As a constitutional value, academic freedom is less clearly fleshed out. In Keyishian v. Board of Regents (1967), SCOTUS opined that freedom of teachers in public colleges was “a special concern of the First Amendment” because the Constitution forbids “laws that cast a pall of orthodoxy over the classroom.” There, the issue was whether New York could forbid professors from being or even appearing to be Communists. If universities and colleges are going to serve their purpose, then academic freedom is a necessity and that included the freedom of being a Communist if one wanted. Or a Republican, or Democrat, or, as a professor in my graduate program once called me “A damn British loyalist!” SCOTUS would invoke this concept again two years later when, in Tinker v. Des Moines (1969), it declared that “state-operated schools may not be enclaves of totalitarianism.” Students as well as teachers retain freedom to speak even in the classroom.
While Sanders is more focused on the hypocrisy of Indiana University joining in this attack on academic freedom, my concern is what this argument means for the future of the Republican War on Higher Education. This is not a frivolous argument. It’s goal is to undermine, and ultimately reverse, precedents discussed above. We have seen this in other parallel elements of attacks on education. For example, in cases defending book bans in public and school libraries, a number of local governments have argued that as public institutions, the books that a library includes is governmental speech and, thus, any decision to exclude a book is solely up to its fickle judgments. The Indiana defense of the tenure diversity requirement is just another continuation of that logic. If Indiana professors are found to be insufficiently open to, supportive of, endorsing Republican political orthodoxy, they can and will be fired.

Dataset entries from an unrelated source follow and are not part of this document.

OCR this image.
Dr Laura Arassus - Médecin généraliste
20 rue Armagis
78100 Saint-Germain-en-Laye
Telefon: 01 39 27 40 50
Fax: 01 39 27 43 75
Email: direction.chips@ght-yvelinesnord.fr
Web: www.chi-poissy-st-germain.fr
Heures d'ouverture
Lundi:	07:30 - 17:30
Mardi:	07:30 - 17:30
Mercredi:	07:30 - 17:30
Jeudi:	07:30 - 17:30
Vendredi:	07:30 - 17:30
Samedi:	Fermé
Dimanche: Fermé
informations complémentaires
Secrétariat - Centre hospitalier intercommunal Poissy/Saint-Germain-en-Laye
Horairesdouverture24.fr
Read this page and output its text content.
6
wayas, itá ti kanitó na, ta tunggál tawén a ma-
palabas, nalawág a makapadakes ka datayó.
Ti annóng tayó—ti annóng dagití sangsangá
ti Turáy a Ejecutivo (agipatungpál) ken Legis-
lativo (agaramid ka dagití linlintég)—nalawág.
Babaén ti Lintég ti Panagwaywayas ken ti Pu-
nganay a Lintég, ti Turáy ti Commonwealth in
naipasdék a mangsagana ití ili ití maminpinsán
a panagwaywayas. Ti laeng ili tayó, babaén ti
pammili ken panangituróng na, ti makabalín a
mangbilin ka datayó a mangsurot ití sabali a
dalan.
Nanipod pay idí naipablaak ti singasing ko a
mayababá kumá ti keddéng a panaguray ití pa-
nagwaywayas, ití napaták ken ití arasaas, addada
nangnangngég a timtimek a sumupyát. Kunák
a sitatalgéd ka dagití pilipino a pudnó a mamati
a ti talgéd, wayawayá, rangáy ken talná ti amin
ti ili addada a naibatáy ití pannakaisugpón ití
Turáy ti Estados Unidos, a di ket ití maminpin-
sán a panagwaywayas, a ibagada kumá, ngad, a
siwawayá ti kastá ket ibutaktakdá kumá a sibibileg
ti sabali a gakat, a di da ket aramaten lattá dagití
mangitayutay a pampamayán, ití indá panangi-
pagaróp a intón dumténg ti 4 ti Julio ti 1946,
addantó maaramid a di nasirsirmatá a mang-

This argument represents a division in the very ideology of education. As Adam Laats’s discusses in his masterful The Other School Reformers, for conservatives education is about the transmittal of tried and true values and information. Creative thought is dangerous because it leads to bad things. Interpretation is bad because it implies multiple meanings are possible and then we open the door to relativism. Ronald Reagan is the greatest president of the modern age because he defeated the Soviet Union. To question that truth, or to introduce complications like his support for brutal dictatorships, is to be ideological. The non-ideological truth is he is a hero, anything that brings him into disrepute, therefore, is dangerous ideology. In other words, what Indiana is trying to do is to open the door for the state to turn the classroom into an “enclave[] of totalitarianism” where there is “a pall of orthodoxy [cast] over the classroom.” I don’t know if the courts will go there yet, and I think SCOTUS is probably not ready, but we have deeply Republican federal courts and their ideological radicalization has pushed many once unthinkable ideas to the forefront. So we may not be too far from a future where I get a state approved message of people, ideas, events that must be celebrated/denigrated based on the ideological whims of the state. Indiana’s AG is the first step down that path.